A spin lock is one possible implementation of a mutex.

@SerBallister 2 года назад

A mutex usually puts the waiting thread to sleep, so the only CPU used is when the mutex is released and the waiting thread is told to wake up. A spinlock will have the CPU in a loop constantly testing a variable.

@marcossidoruk8033 Год назад

A spinlock puts the thread to spin on a loop while a mutex puts the thread to sleep, usually using a special OS system call that tells the OS the thread is waiting on a mutex so that the OS can optimize for that in a way it wouldnt be able otherwise. Generally, spinlocks are faster than mutexes because mutexes pay a rather expensive syscall cost and spinlocks dont. However Spinlocks do not release the threads so if the number of threads is greater than the number of cores in the system the OS shcheduler will probably go nuts switching between the waiting threads and that is bad.
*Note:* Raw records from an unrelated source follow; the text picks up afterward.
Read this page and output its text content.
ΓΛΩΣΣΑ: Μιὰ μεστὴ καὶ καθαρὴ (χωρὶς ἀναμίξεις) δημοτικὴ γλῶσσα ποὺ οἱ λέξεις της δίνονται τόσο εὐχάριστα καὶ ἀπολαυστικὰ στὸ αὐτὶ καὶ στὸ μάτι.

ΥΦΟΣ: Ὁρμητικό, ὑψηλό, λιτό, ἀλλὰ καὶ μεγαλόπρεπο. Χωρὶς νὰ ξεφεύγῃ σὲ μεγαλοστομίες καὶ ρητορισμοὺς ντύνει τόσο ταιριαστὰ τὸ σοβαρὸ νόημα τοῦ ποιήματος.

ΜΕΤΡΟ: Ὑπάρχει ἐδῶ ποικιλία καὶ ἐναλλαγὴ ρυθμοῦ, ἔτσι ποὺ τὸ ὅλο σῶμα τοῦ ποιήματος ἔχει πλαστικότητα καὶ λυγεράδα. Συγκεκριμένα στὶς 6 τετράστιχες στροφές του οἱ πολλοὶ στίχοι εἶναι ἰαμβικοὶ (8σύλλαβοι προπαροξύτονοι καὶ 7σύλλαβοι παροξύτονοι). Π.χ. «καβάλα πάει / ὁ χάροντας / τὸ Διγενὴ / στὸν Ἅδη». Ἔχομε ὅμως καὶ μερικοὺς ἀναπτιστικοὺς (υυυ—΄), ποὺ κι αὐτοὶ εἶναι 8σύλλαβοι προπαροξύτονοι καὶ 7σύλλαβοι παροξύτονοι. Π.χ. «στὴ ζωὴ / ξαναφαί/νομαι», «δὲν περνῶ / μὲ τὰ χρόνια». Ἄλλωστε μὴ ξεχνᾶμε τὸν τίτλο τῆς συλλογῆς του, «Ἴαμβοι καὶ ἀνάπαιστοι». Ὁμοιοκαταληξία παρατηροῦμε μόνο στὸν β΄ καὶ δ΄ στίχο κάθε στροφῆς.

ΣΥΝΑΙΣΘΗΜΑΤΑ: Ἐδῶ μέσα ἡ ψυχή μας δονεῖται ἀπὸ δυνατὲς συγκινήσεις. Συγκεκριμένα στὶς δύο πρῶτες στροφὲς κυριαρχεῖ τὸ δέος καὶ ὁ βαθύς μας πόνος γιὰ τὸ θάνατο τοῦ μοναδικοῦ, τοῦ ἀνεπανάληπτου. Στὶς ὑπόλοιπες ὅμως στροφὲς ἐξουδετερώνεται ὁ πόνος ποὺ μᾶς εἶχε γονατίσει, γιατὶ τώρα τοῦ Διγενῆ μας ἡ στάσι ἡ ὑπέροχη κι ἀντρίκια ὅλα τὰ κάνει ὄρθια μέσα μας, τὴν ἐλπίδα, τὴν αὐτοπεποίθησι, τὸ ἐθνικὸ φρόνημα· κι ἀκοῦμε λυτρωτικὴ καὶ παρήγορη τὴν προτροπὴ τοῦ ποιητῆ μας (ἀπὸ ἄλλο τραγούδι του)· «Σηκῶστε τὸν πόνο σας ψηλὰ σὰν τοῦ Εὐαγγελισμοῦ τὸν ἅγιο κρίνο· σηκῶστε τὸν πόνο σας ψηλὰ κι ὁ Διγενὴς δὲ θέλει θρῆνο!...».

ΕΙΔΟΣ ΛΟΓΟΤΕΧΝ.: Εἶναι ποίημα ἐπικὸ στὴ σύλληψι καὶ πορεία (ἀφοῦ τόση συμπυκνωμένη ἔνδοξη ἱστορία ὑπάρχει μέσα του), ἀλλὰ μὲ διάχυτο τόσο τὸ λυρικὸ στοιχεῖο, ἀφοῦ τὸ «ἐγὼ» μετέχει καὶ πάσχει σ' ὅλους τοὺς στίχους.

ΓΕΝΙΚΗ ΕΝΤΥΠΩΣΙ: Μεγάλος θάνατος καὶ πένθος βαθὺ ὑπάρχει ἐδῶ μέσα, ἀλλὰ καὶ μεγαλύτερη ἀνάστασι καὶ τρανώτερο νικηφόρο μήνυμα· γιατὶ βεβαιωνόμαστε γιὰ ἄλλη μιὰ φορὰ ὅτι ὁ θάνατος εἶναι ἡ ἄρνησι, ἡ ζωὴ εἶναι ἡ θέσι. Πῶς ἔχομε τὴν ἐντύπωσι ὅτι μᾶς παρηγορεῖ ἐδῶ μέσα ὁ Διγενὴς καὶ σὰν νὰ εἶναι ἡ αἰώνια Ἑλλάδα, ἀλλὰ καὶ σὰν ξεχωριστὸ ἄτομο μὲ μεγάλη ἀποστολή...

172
Also spinlocks are generally a bad idea if you are waiting for relatively long periods of time. So generally, use a mutex if you are waiting for long periods of time or you have a lot of threads and use a spinlock if you are locking and unlocking really quickly.

@Ryan-xq3kl 2 года назад

Are these only relevant to hardware level operations ?

@bob-ny6kn 2 года назад

Back in the '80s we called it a semaphore. How is this "new" again?

@dtikvxcdgjbv7975 Год назад

Advanced.

@TheExileFox 2 года назад

But what if you want something that isn't a mutex but also isn't a regular data type? something with a "write protect lock" that can be enabled or disabled on-the-fly? (but still allows multiple threads to read from it regardless of it's state) What do you suggest then?